The asset comprises a ten-floor office building and a separate building, which were completed a year ago. Most of the 25,000 m2 of offices are let to Siemens for its headquarters.
This year CPI plans to spend more than €120m on commercial property in the Czech and Slovak republics after spending a total of €224bn during 2010. In addition, CPI intends to spend a further €40m refurbishing regional hotels that it owns.
The company has been active in the Czech Republic since 1991 in both investment in standing assets and development. The latter activity is presently taking a back seat while the investment side drives the company’s growth until occupational demand looks better.
CPI is also a significant provider of housing in the Republic with a rental portfolio of almost 13,000 units.
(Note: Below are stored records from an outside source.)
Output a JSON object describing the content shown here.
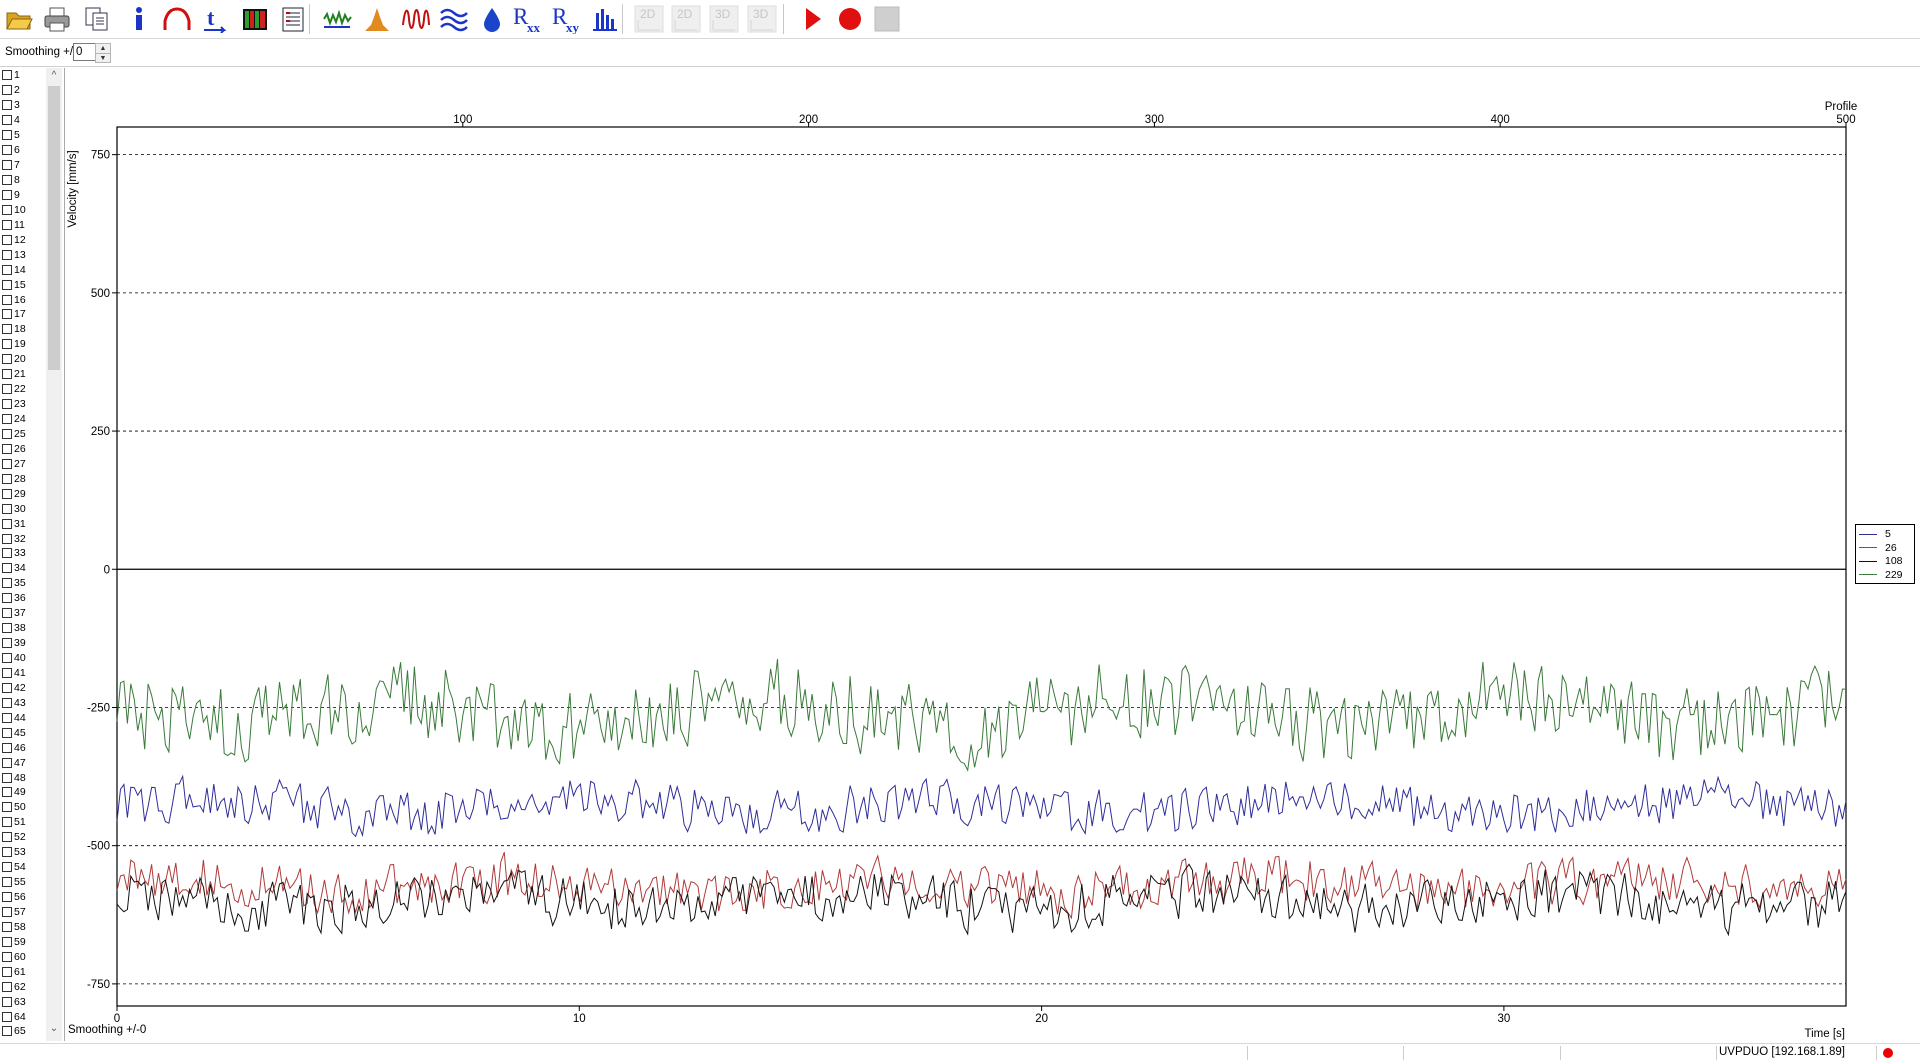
{
  "toolbar": {
    "buttons": [
      {
        "name": "open-file-icon",
        "enabled": true
      },
      {
        "name": "print-icon",
        "enabled": true
      },
      {
        "name": "copy-icon",
        "enabled": true
      },
      {
        "name": "info-icon",
        "enabled": true
      },
      {
        "name": "profile-curve-icon",
        "enabled": true
      },
      {
        "name": "time-axis-icon",
        "enabled": true
      },
      {
        "name": "color-bars-icon",
        "enabled": true
      },
      {
        "name": "table-icon",
        "enabled": true
      },
      {
        "name": "time-series-icon",
        "enabled": true
      },
      {
        "name": "histogram-icon",
        "enabled": true
      },
      {
        "name": "waveform-icon",
        "enabled": true
      },
      {
        "name": "waves-icon",
        "enabled": true
      },
      {
        "name": "droplet-icon",
        "enabled": true
      },
      {
        "name": "rxx-icon",
        "label": "R",
        "sub": "xx",
        "enabled": true
      },
      {
        "name": "rxy-icon",
        "label": "R",
        "sub": "xy",
        "enabled": true
      },
      {
        "name": "spectrum-bars-icon",
        "enabled": true
      },
      {
        "name": "2d-view-icon",
        "label": "2D",
        "enabled": false
      },
      {
        "name": "2d-view-alt-icon",
        "label": "2D",
        "enabled": false
      },
      {
        "name": "3d-view-icon",
        "label": "3D",
        "enabled": false
      },
      {
        "name": "3d-view-alt-icon",
        "label": "3D",
        "enabled": false
      },
      {
        "name": "play-icon",
        "enabled": true
      },
      {
        "name": "record-icon",
        "enabled": true
      },
      {
        "name": "stop-icon",
        "enabled": false
      }
    ]
  },
  "smoothing": {
    "label": "Smoothing +/-",
    "value": "0",
    "bottom_label": "Smoothing +/-0"
  },
  "channels": [
    "1",
    "2",
    "3",
    "4",
    "5",
    "6",
    "7",
    "8",
    "9",
    "10",
    "11",
    "12",
    "13",
    "14",
    "15",
    "16",
    "17",
    "18",
    "19",
    "20",
    "21",
    "22",
    "23",
    "24",
    "25",
    "26",
    "27",
    "28",
    "29",
    "30",
    "31",
    "32",
    "33",
    "34",
    "35",
    "36",
    "37",
    "38",
    "39",
    "40",
    "41",
    "42",
    "43",
    "44",
    "45",
    "46",
    "47",
    "48",
    "49",
    "50",
    "51",
    "52",
    "53",
    "54",
    "55",
    "56",
    "57",
    "58",
    "59",
    "60",
    "61",
    "62",
    "63",
    "64",
    "65"
  ],
  "chart_data": {
    "type": "line",
    "ylabel": "Velocity [mm/s]",
    "xlabel": "Time [s]",
    "x2label": "Profile",
    "xlim": [
      0,
      37.4
    ],
    "x_ticks": [
      0,
      10,
      20,
      30
    ],
    "x2lim": [
      0,
      500
    ],
    "x2_ticks": [
      100,
      200,
      300,
      400,
      500
    ],
    "ylim": [
      -790,
      800
    ],
    "y_ticks": [
      750,
      500,
      250,
      0,
      -250,
      -500,
      -750
    ],
    "grid": "horizontal dashed",
    "legend_position": "right",
    "series": [
      {
        "name": "5",
        "color": "#2e2e9a",
        "mean": -430,
        "amplitude": 45
      },
      {
        "name": "26",
        "color": "#b03a3a",
        "mean": -570,
        "amplitude": 45
      },
      {
        "name": "108",
        "color": "#111111",
        "mean": -600,
        "amplitude": 50
      },
      {
        "name": "229",
        "color": "#3a7a3a",
        "mean": -260,
        "amplitude": 80
      }
    ]
  },
  "status": {
    "connection": "UVPDUO [192.168.1.89]"
  }
}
As well as offices, the company invests in the retail and hotel sectors; but it limits its activities to retail and residential in the Slovak Republic.
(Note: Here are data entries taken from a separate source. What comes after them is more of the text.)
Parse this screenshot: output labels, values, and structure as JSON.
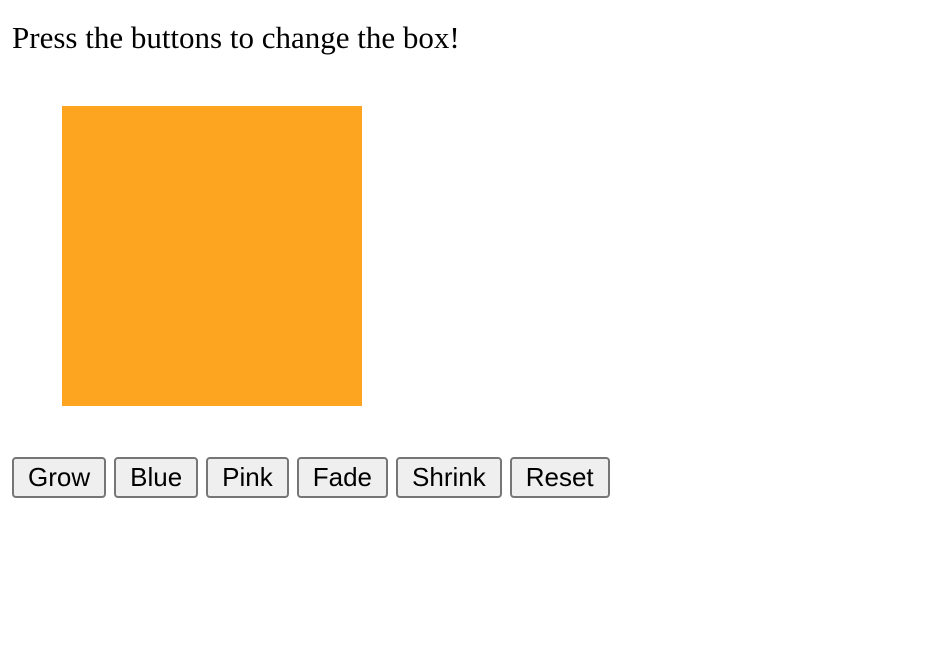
{
  "heading": "Press the buttons to change the box!",
  "box": {
    "color": "#fda521"
  },
  "buttons": {
    "grow": "Grow",
    "blue": "Blue",
    "pink": "Pink",
    "fade": "Fade",
    "shrink": "Shrink",
    "reset": "Reset"
  }
}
CPI’s chief executive Zdenek Havelka says: “If you asked me a year ago whether we wanted to buy prime buildings, I would have said no, because we would encounter too many foreign competitors.
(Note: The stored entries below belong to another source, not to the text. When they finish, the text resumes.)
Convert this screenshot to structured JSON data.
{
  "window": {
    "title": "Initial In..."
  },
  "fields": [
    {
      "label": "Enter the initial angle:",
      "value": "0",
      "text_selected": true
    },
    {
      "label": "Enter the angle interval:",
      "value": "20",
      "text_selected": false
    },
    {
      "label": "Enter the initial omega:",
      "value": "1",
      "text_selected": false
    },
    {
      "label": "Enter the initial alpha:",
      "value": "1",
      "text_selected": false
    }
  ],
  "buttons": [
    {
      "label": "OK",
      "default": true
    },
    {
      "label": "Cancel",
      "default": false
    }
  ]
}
“Now I say yes because we are capable of competing with them. Our competitive advantage is the knowledge of the local environment and thanks to the direct shareholder structure we can also make quick decisions. We can form our own opinion and do not depend on mediated information,” says Havelka.
He prefers to keep CPI’s completed developments in its portfolio for rental income and has no regional preference, requiring only property with stable tenants and long-term prospects.
Havelka says that real estate prices are right for him to enter the market. “At the end of 2009 some sellers were expecting a yield under 6%. The new balanced yield is between 7% and 9.5%, averaging 8%.”
“Everyone has realised that the former boom is not going to return in the next two to three or even the next four to five years. We are not buying with the expectation of rocket-fast yield drops to make profits, but for the long term where the return on equity is based on long-term lease payments from a well-located position,” he adds.
CPI finances its development projects and acquisitions using between 30% and 35% equity and the remainder of the costs are made up by banks loans from Czech institutions.
Acquisitions last year include the IGY shopping centre in the Czech regional city of Ceske Budejovice. CPI paid around €50m to GE Real Estate for the asset. The complex, developed by ING Real Estate, has a mix of local tenants and international names such as Adidas and Yves Rocher.
A yield in the low sevens
The mall includes office space and a cultural centre, and has a total lettable area of 30,000 m2. A yield in the low sevens is reflected in the deal, which has reversionary characteristics.
CPI also bought from Immofinanz Group the Bauhaus Budweis shopping scheme in Budweis, Czech Republic, for €17.2m. The project, which opened in April, was developed by Immofinanz in a joint venture with Vienna-based EYEMAXX Real Estate.
This coming year, as the company grows, Havelka plans to continue refining the process of dividing the company according to sectors and specialisations. Two examples of these are the residential and property management divisions.